I’m old school, so I think people need to stay in touch with all points of view. But…why are so many of the nation’s very best newspapers seldom allowed into the coverage on the left side of the page, and why do they never appear in the Editor’s Picks section? That small prestigious group of the excluded is made up of organizations such as The Los Angeles Times, winner of 41 Pulitzer prizes (only the NYT and WashPost have won more), The Chicago Tribune and The Boston Globe, which since 1941 has won 20 Pulitzers. Esquire and Vanity Fair, two magazines that have produced devilishly daring investigations, and The New Yorker and Harper’s and The Nation don’t appear in Google News. The Atlantic, during the week appeared just once during my monitoring of the site.
So, yes, Google News is conservative news.
Decades ago the former Washington Post editor Ben Bagdikian, who later went on to become dean of UC Berkeley’s journalism school, wrote a book titled The Media Monopoly in which he established the pregnant fact that more than 90% of media ownerships were corporate and that the same percentage of individual executives who answered Bagdikian’s question of their party allegiance said they were Republicans. Partisans will argue you can be a Republican AND liberal, or that just because someone is a member of the party and the owner of a network doesn’t mean he can’t be impartial. Tell that to Rupert Murdoch, not so famous for being “fair and balanced.” Winger complaints that the media are liberal have far less truthiness than does the famous sentence of A.J. Liebling: “Freedom of the Press belongs to the man who owns one.”
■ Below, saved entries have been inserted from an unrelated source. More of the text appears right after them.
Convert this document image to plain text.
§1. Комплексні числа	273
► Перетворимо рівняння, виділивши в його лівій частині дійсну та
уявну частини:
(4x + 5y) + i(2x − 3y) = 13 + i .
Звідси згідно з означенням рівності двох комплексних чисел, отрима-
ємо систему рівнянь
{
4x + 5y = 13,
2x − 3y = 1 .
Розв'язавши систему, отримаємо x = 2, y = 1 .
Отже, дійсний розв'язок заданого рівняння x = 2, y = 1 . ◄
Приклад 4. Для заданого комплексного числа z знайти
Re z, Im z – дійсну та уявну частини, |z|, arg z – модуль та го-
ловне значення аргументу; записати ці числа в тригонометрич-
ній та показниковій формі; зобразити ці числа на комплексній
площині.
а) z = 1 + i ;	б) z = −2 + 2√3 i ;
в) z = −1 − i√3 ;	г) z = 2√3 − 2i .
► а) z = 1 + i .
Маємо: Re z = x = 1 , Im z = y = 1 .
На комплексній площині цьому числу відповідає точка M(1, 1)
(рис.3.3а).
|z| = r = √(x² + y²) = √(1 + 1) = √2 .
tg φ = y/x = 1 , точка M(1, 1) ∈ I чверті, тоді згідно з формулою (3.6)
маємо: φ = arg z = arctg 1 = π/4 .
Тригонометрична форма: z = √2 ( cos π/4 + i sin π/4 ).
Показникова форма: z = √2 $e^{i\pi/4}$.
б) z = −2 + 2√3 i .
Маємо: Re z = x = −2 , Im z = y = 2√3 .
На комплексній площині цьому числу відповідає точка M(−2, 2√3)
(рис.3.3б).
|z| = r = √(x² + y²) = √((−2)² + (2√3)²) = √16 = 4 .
At Google the middle ground is being pursued with what amounts to revolutionary fervor. Facts these days beg and go hungry.
The local google news has changed recently in terms of sources cited. U-T stories are hardly mentioned. And yes, this change occurred around the same time that the U-T implemented a pay wall. OBRag used to show up frequently- now not so much. There has been no citing of any SDFP articles. No East County Magazine stories.
Local Google news offers up little of interest. That’s a real missed opportunity.